内燃機関に逆風が吹く中 スカニアが大型ハイブリッドトラックを刷新!

ハイブリッド化の詳細

 大型商用車のハイブリッドに取り組んでいる完成車メーカーは多くないが、スカニアはその中の一社だ。

 スカニアの上級副社長でEモビリティを担当するフレデリック・アラード氏は次のように話している。

 「GE281は大型トラックの世界では全く新しいものです。スカニアの第4世代ハイブリッドトラックにより、さまざまな架装と用途のハイブリッド化を可能にしました。比較していただければ、スカニアのハイブリッドが最善の選択肢になるでしょう」。

 実際にスカニアはこのセグメントにおけるパイオニアで、2014年に導入した第1世代の大型ハイブリッドトラックでは、電気のみでの走行距離は最大2kmだった。

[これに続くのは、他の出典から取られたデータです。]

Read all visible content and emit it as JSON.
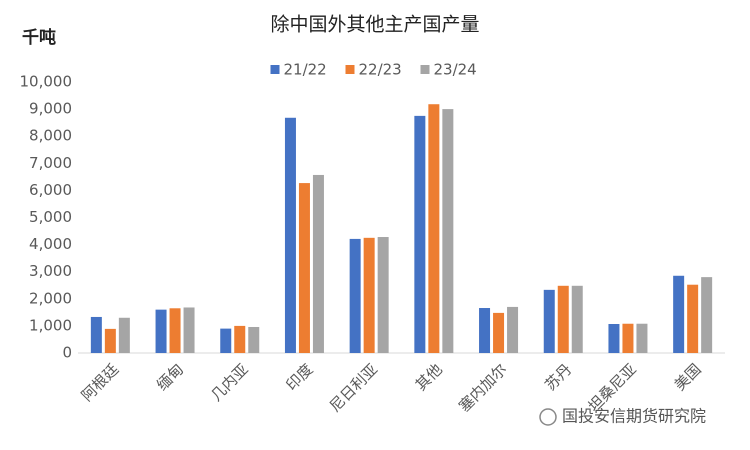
{
  "chart_data": {
    "type": "bar",
    "title": "除中国外其他主产国产量",
    "unit_label": "千吨",
    "watermark": "国投安信期货研究院",
    "categories": [
      "阿根廷",
      "缅甸",
      "几内亚",
      "印度",
      "尼日利亚",
      "其他",
      "塞内加尔",
      "苏丹",
      "坦桑尼亚",
      "美国"
    ],
    "series": [
      {
        "name": "21/22",
        "color": "#4472c4",
        "values": [
          1330,
          1600,
          900,
          8680,
          4210,
          8750,
          1660,
          2330,
          1070,
          2850
        ]
      },
      {
        "name": "22/23",
        "color": "#ed7d31",
        "values": [
          890,
          1650,
          1000,
          6270,
          4250,
          9180,
          1480,
          2480,
          1080,
          2520
        ]
      },
      {
        "name": "23/24",
        "color": "#a5a5a5",
        "values": [
          1300,
          1680,
          960,
          6570,
          4280,
          9000,
          1700,
          2480,
          1080,
          2800
        ]
      }
    ],
    "ylim": [
      0,
      10000
    ],
    "yticks": [
      0,
      {
        "value": 1000,
        "label": "1,000"
      },
      {
        "value": 2000,
        "label": "2,000"
      },
      {
        "value": 3000,
        "label": "3,000"
      },
      {
        "value": 4000,
        "label": "4,000"
      },
      {
        "value": 5000,
        "label": "5,000"
      },
      {
        "value": 6000,
        "label": "6,000"
      },
      {
        "value": 7000,
        "label": "7,000"
      },
      {
        "value": 8000,
        "label": "8,000"
      },
      {
        "value": 9000,
        "label": "9,000"
      },
      {
        "value": 10000,
        "label": "10,000"
      }
    ],
    "grid": false,
    "legend": "top"
  }
}
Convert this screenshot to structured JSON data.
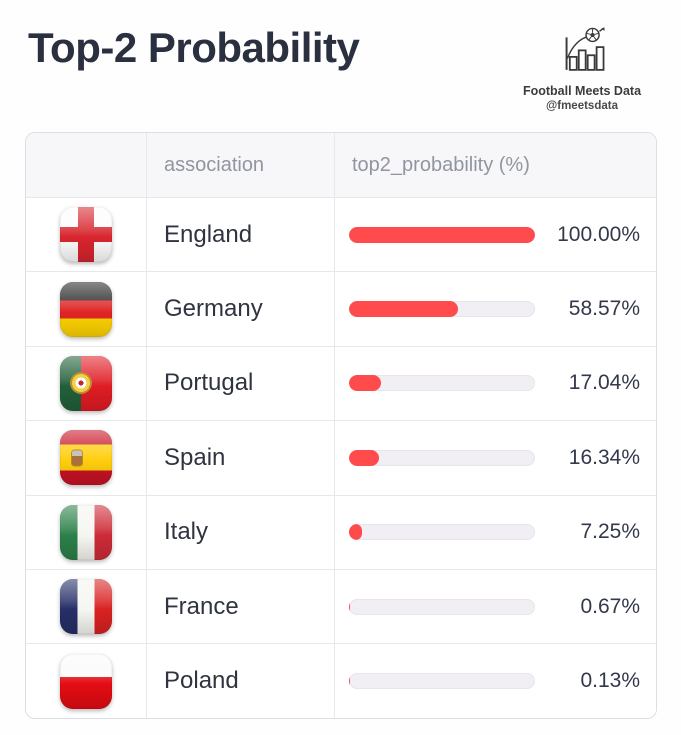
{
  "accent_color": "#ff4b4b",
  "page": {
    "title": "Top-2 Probability"
  },
  "logo": {
    "name": "Football Meets Data",
    "handle": "@fmeetsdata"
  },
  "table": {
    "columns": [
      "",
      "association",
      "top2_probability (%)"
    ],
    "rows": [
      {
        "flag": "england",
        "association": "England",
        "value": 100.0,
        "value_label": "100.00%"
      },
      {
        "flag": "germany",
        "association": "Germany",
        "value": 58.57,
        "value_label": "58.57%"
      },
      {
        "flag": "portugal",
        "association": "Portugal",
        "value": 17.04,
        "value_label": "17.04%"
      },
      {
        "flag": "spain",
        "association": "Spain",
        "value": 16.34,
        "value_label": "16.34%"
      },
      {
        "flag": "italy",
        "association": "Italy",
        "value": 7.25,
        "value_label": "7.25%"
      },
      {
        "flag": "france",
        "association": "France",
        "value": 0.67,
        "value_label": "0.67%"
      },
      {
        "flag": "poland",
        "association": "Poland",
        "value": 0.13,
        "value_label": "0.13%"
      }
    ]
  },
  "chart_data": {
    "type": "bar",
    "orientation": "horizontal",
    "title": "Top-2 Probability",
    "xlabel": "association",
    "ylabel": "top2_probability (%)",
    "categories": [
      "England",
      "Germany",
      "Portugal",
      "Spain",
      "Italy",
      "France",
      "Poland"
    ],
    "values": [
      100.0,
      58.57,
      17.04,
      16.34,
      7.25,
      0.67,
      0.13
    ],
    "value_labels": [
      "100.00%",
      "58.57%",
      "17.04%",
      "16.34%",
      "7.25%",
      "0.67%",
      "0.13%"
    ],
    "xlim": [
      0,
      100
    ],
    "grid": false,
    "legend": false,
    "bar_color": "#ff4b4b",
    "track_color": "#f1eff3"
  }
}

 「この数字は、今日の”60km”という数字からすれば貧弱に見えるかもしれません。しかしこの産業にとっては重要な最初の一歩でした。排気ガスと騒音を出さない走行が確かに可能であり、もちろんハイブリッドソリューションにより燃料も節約できます。新たな水準をもたらす新型ハイブリッドでは、GE281の出力がICEを上回ることがしばしばあります。したがってICEの現在の重要な役割は、より長い区間を走行する時に航続距離を延伸することです」。(同氏)

 電動マシーンはパワフルなだけでなく、汎用性にも優れている。PTOは運転中も使えるし、電動走行中でも使える。馬力が足りない場合は、「パワーモード」を選択するとICEの回転数アップにより100hp(74kW)が追加されるなど、ドライバビリティも向上した。

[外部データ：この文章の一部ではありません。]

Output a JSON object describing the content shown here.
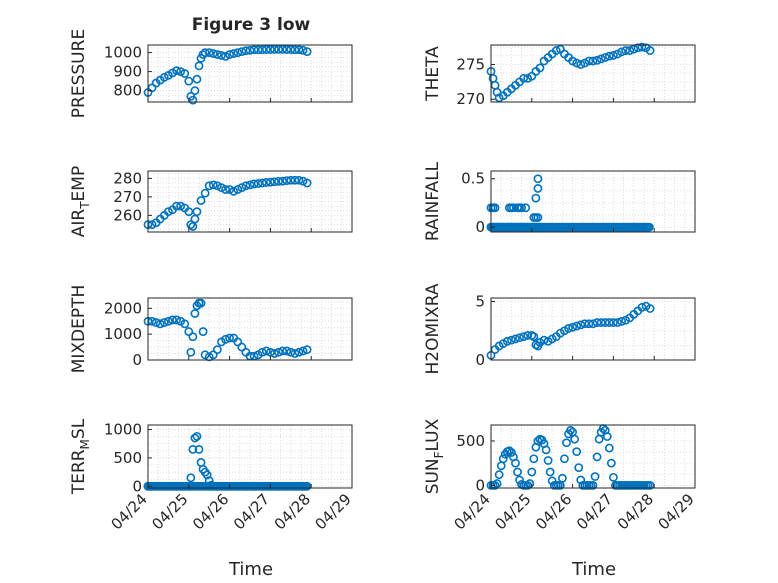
{
  "figure": {
    "title": "Figure 3 low",
    "x_label_left": "Time",
    "x_label_right": "Time",
    "x_ticks": [
      "04/24",
      "04/25",
      "04/26",
      "04/27",
      "04/28",
      "04/29"
    ],
    "marker_color": "#0072BD",
    "grid": true
  },
  "chart_data": [
    {
      "type": "scatter",
      "panel": "pressure",
      "ylabel": "PRESSURE",
      "ylabel_parts": [
        "PRESSURE"
      ],
      "ylim": [
        740,
        1040
      ],
      "yticks": [
        800,
        900,
        1000
      ],
      "xlim": [
        "04/24",
        "04/29"
      ],
      "x_day": [
        0.0,
        0.1,
        0.2,
        0.3,
        0.4,
        0.5,
        0.6,
        0.7,
        0.8,
        0.9,
        1.0,
        1.05,
        1.1,
        1.15,
        1.2,
        1.25,
        1.3,
        1.35,
        1.4,
        1.5,
        1.6,
        1.7,
        1.8,
        1.9,
        2.0,
        2.1,
        2.2,
        2.3,
        2.4,
        2.5,
        2.6,
        2.7,
        2.8,
        2.9,
        3.0,
        3.1,
        3.2,
        3.3,
        3.4,
        3.5,
        3.6,
        3.7,
        3.8,
        3.9
      ],
      "y": [
        790,
        815,
        840,
        855,
        870,
        880,
        893,
        905,
        900,
        890,
        850,
        770,
        750,
        800,
        860,
        930,
        970,
        990,
        1000,
        1000,
        995,
        990,
        985,
        980,
        990,
        995,
        1000,
        1005,
        1010,
        1012,
        1015,
        1015,
        1015,
        1016,
        1016,
        1017,
        1017,
        1017,
        1016,
        1016,
        1015,
        1015,
        1012,
        1005
      ]
    },
    {
      "type": "scatter",
      "panel": "theta",
      "ylabel": "THETA",
      "ylabel_parts": [
        "THETA"
      ],
      "ylim": [
        269.6,
        277.8
      ],
      "yticks": [
        270,
        275
      ],
      "xlim": [
        "04/24",
        "04/29"
      ],
      "x_day": [
        0.0,
        0.05,
        0.1,
        0.15,
        0.2,
        0.3,
        0.4,
        0.5,
        0.6,
        0.7,
        0.8,
        0.9,
        1.0,
        1.1,
        1.2,
        1.3,
        1.4,
        1.5,
        1.6,
        1.7,
        1.8,
        1.9,
        2.0,
        2.1,
        2.2,
        2.3,
        2.4,
        2.5,
        2.6,
        2.7,
        2.8,
        2.9,
        3.0,
        3.1,
        3.2,
        3.3,
        3.4,
        3.5,
        3.6,
        3.7,
        3.8,
        3.9
      ],
      "y": [
        274,
        273,
        272,
        271,
        270.2,
        270.5,
        271,
        271.5,
        272,
        272.5,
        273,
        273,
        273.3,
        274,
        274.5,
        275.5,
        276,
        276.5,
        277,
        277.2,
        276.5,
        276,
        275.5,
        275.2,
        275,
        275.2,
        275.5,
        275.5,
        275.6,
        275.8,
        276,
        276.2,
        276.3,
        276.5,
        276.8,
        277,
        277,
        277.2,
        277.4,
        277.5,
        277.4,
        277
      ]
    },
    {
      "type": "scatter",
      "panel": "air_temp",
      "ylabel": "AIR_TEMP",
      "ylabel_parts": [
        "AIR",
        "T",
        "EMP"
      ],
      "ylim": [
        251,
        284
      ],
      "yticks": [
        260,
        270,
        280
      ],
      "xlim": [
        "04/24",
        "04/29"
      ],
      "x_day": [
        0.0,
        0.1,
        0.2,
        0.3,
        0.4,
        0.5,
        0.6,
        0.7,
        0.8,
        0.9,
        1.0,
        1.05,
        1.1,
        1.15,
        1.2,
        1.3,
        1.4,
        1.5,
        1.6,
        1.7,
        1.8,
        1.9,
        2.0,
        2.1,
        2.2,
        2.3,
        2.4,
        2.5,
        2.6,
        2.7,
        2.8,
        2.9,
        3.0,
        3.1,
        3.2,
        3.3,
        3.4,
        3.5,
        3.6,
        3.7,
        3.8,
        3.9
      ],
      "y": [
        255,
        255,
        256,
        258,
        260,
        262,
        263,
        265,
        265,
        264,
        262,
        255,
        254,
        258,
        262,
        268,
        272,
        276,
        276.5,
        276,
        275,
        274,
        274,
        273,
        274,
        275,
        276,
        276.5,
        277,
        277.2,
        277.5,
        277.8,
        278,
        278.2,
        278.4,
        278.5,
        278.8,
        279,
        279,
        279,
        278.5,
        277.5
      ]
    },
    {
      "type": "scatter",
      "panel": "rainfall",
      "ylabel": "RAINFALL",
      "ylabel_parts": [
        "RAINFALL"
      ],
      "ylim": [
        -0.05,
        0.58
      ],
      "yticks": [
        0,
        0.5
      ],
      "ytick_labels": [
        "0",
        "0.5"
      ],
      "xlim": [
        "04/24",
        "04/29"
      ],
      "x_day": [
        0.0,
        0.05,
        0.1,
        0.15,
        0.2,
        0.3,
        0.4,
        0.5,
        0.6,
        0.7,
        0.8,
        0.9,
        1.0,
        1.05,
        1.1,
        1.15,
        1.2,
        0.0,
        0.05,
        0.1,
        0.45,
        0.5,
        0.55,
        0.65,
        0.7,
        0.75,
        0.85,
        1.05,
        1.1,
        1.15,
        1.1,
        1.15,
        1.15
      ],
      "y": [
        0,
        0,
        0,
        0,
        0,
        0,
        0,
        0,
        0,
        0,
        0,
        0,
        0,
        0,
        0,
        0,
        0,
        0.2,
        0.2,
        0.2,
        0.2,
        0.2,
        0.2,
        0.2,
        0.2,
        0.2,
        0.2,
        0.1,
        0.1,
        0.1,
        0.3,
        0.4,
        0.5
      ],
      "zero_run": [
        "04/24",
        "04/28"
      ]
    },
    {
      "type": "scatter",
      "panel": "mixdepth",
      "ylabel": "MIXDEPTH",
      "ylabel_parts": [
        "MIXDEPTH"
      ],
      "ylim": [
        0,
        2400
      ],
      "yticks": [
        0,
        1000,
        2000
      ],
      "xlim": [
        "04/24",
        "04/29"
      ],
      "x_day": [
        0.0,
        0.1,
        0.2,
        0.3,
        0.4,
        0.5,
        0.6,
        0.7,
        0.8,
        0.9,
        1.0,
        1.05,
        1.1,
        1.15,
        1.2,
        1.25,
        1.3,
        1.35,
        1.4,
        1.5,
        1.6,
        1.7,
        1.8,
        1.9,
        2.0,
        2.1,
        2.2,
        2.3,
        2.4,
        2.5,
        2.6,
        2.7,
        2.8,
        2.9,
        3.0,
        3.1,
        3.2,
        3.3,
        3.4,
        3.5,
        3.6,
        3.7,
        3.8,
        3.9
      ],
      "y": [
        1500,
        1500,
        1450,
        1400,
        1450,
        1500,
        1550,
        1550,
        1500,
        1400,
        1100,
        300,
        900,
        1800,
        2100,
        2200,
        2200,
        1100,
        200,
        120,
        200,
        400,
        700,
        800,
        850,
        850,
        700,
        500,
        300,
        150,
        150,
        200,
        300,
        350,
        300,
        250,
        300,
        350,
        350,
        300,
        250,
        300,
        350,
        400
      ]
    },
    {
      "type": "scatter",
      "panel": "h2omixra",
      "ylabel": "H2OMIXRA",
      "ylabel_parts": [
        "H2OMIXRA"
      ],
      "ylim": [
        0,
        5.3
      ],
      "yticks": [
        0,
        5
      ],
      "xlim": [
        "04/24",
        "04/29"
      ],
      "x_day": [
        0.0,
        0.1,
        0.2,
        0.3,
        0.4,
        0.5,
        0.6,
        0.7,
        0.8,
        0.9,
        1.0,
        1.05,
        1.1,
        1.15,
        1.2,
        1.3,
        1.4,
        1.5,
        1.6,
        1.7,
        1.8,
        1.9,
        2.0,
        2.1,
        2.2,
        2.3,
        2.4,
        2.5,
        2.6,
        2.7,
        2.8,
        2.9,
        3.0,
        3.1,
        3.2,
        3.3,
        3.4,
        3.5,
        3.6,
        3.7,
        3.8,
        3.9
      ],
      "y": [
        0.4,
        0.9,
        1.2,
        1.4,
        1.6,
        1.7,
        1.8,
        1.9,
        2.0,
        2.1,
        2.1,
        2.0,
        1.3,
        1.2,
        1.5,
        1.7,
        1.6,
        1.8,
        2.0,
        2.3,
        2.5,
        2.7,
        2.8,
        2.9,
        3.0,
        3.1,
        3.1,
        3.1,
        3.2,
        3.2,
        3.2,
        3.2,
        3.2,
        3.2,
        3.3,
        3.4,
        3.6,
        3.9,
        4.2,
        4.5,
        4.6,
        4.4
      ]
    },
    {
      "type": "scatter",
      "panel": "terr_msl",
      "ylabel": "TERR_MSL",
      "ylabel_parts": [
        "TERR",
        "M",
        "SL"
      ],
      "ylim": [
        -30,
        1080
      ],
      "yticks": [
        0,
        500,
        1000
      ],
      "xlim": [
        "04/24",
        "04/29"
      ],
      "x_day": [
        0.0,
        0.1,
        0.2,
        0.3,
        0.4,
        0.5,
        0.6,
        0.7,
        0.8,
        0.9,
        1.0,
        1.05,
        1.1,
        1.15,
        1.2,
        1.25,
        1.3,
        1.35,
        1.4,
        1.45,
        1.5,
        1.55,
        1.6,
        1.7,
        1.8,
        1.9,
        2.0,
        2.2,
        2.4,
        2.6,
        2.8,
        3.0,
        3.2,
        3.4,
        3.6,
        3.8,
        3.9
      ],
      "y": [
        0,
        0,
        0,
        0,
        0,
        0,
        0,
        0,
        0,
        0,
        0,
        150,
        650,
        850,
        880,
        650,
        420,
        300,
        250,
        200,
        100,
        20,
        0,
        0,
        0,
        0,
        0,
        0,
        0,
        0,
        0,
        0,
        0,
        0,
        0,
        0,
        0
      ],
      "zero_run": [
        "04/24",
        "04/28"
      ]
    },
    {
      "type": "scatter",
      "panel": "sun_flux",
      "ylabel": "SUN_FLUX",
      "ylabel_parts": [
        "SUN",
        "F",
        "LUX"
      ],
      "ylim": [
        -30,
        680
      ],
      "yticks": [
        0,
        500
      ],
      "xlim": [
        "04/24",
        "04/29"
      ],
      "x_day": [
        0.0,
        0.05,
        0.1,
        0.15,
        0.2,
        0.25,
        0.3,
        0.35,
        0.4,
        0.45,
        0.5,
        0.55,
        0.6,
        0.65,
        0.7,
        0.75,
        0.8,
        0.85,
        0.9,
        0.95,
        1.0,
        1.05,
        1.1,
        1.15,
        1.2,
        1.25,
        1.3,
        1.35,
        1.4,
        1.45,
        1.5,
        1.55,
        1.6,
        1.65,
        1.7,
        1.75,
        1.8,
        1.85,
        1.9,
        1.95,
        2.0,
        2.05,
        2.1,
        2.15,
        2.2,
        2.25,
        2.3,
        2.35,
        2.4,
        2.45,
        2.5,
        2.55,
        2.6,
        2.65,
        2.7,
        2.75,
        2.8,
        2.85,
        2.9,
        2.95,
        3.0,
        3.05,
        3.1,
        3.15,
        3.2,
        3.25,
        3.3,
        3.35,
        3.4,
        3.45,
        3.5,
        3.55,
        3.6,
        3.65,
        3.7,
        3.75,
        3.8,
        3.85,
        3.9
      ],
      "y": [
        0,
        0,
        0,
        20,
        120,
        220,
        300,
        350,
        380,
        390,
        370,
        320,
        250,
        150,
        60,
        10,
        0,
        0,
        0,
        20,
        150,
        300,
        430,
        500,
        520,
        510,
        470,
        400,
        280,
        150,
        50,
        0,
        0,
        0,
        0,
        80,
        300,
        480,
        580,
        620,
        600,
        520,
        380,
        200,
        60,
        0,
        0,
        0,
        0,
        0,
        0,
        100,
        320,
        520,
        600,
        640,
        620,
        550,
        420,
        250,
        90,
        0,
        0,
        0,
        0,
        0,
        0,
        0,
        0,
        0,
        0,
        0,
        0,
        0,
        0,
        0,
        0,
        0,
        0
      ]
    }
  ]
}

 搭載するバッテリーは、PHEVが90kWh(3x30kWh)で、HEVは30kWh。PHEVの充電は95kWDC充電器で35分なので、休憩中や荷役中にもフル充電が可能だ。

燃費向上と積載量アップを訴求

 また、DC09型エンジンからDC07型のハイブリッドへダウンサイズすることで積載量は250kg増加する。エンジン重量の減少分を差し引いても、ハイブリッド化により車両重量は750kg増加する計算になるが、EUの規制は電動車両の積載量に最大1tのエクストラ・ウェイトを認めているためだ。
(注・日本では認められていません)

 ハイブリッドシステムによりどれだけ燃料を節約できるかは、もちろん、さまざまなファクターの影響を受ける。例えば運用方法、道路勾配、スタート&ストップを繰り返すなど……。

 高速道路を一定速で巡航しているときなど、電動モーターはあまり役に立たない。最も燃料削減効果が大きいのは交通量の多い都市部での走行で、最大で約40%の燃料を削減できるという。

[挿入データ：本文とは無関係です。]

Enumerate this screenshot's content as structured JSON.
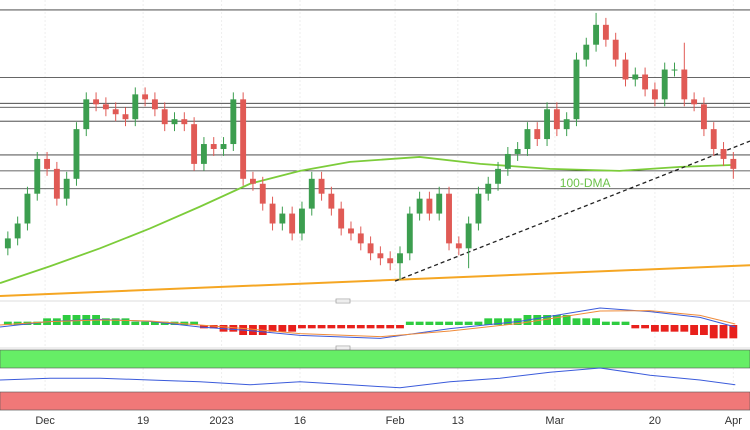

 スカニアは将来的にトラックはBEV(バッテリー式EV)に置き換わって行くと考えている(実際にBEVトラックも発表している)が、航続距離が延び、あらゆる場所に充電インフラが整備されるまでは時間がかかるため、「少なくとも向こう10年は、ハイブリッドには確実に可能性がある」(同氏)という。

 柔軟性と使いやすさなど、スカニアが「今日、市場で購入できるトラックの中で最高の、成熟した本格的なハイブリッド」と語る新世代HEV/PHEVトラックは持続可能な輸送システムに向けた前進と言えそうだ。

 「電動化を進めるが、科学に基づいた二酸化炭素の削減によりパリ協定をサポートする」というスカニアらしい現実的なアプローチである。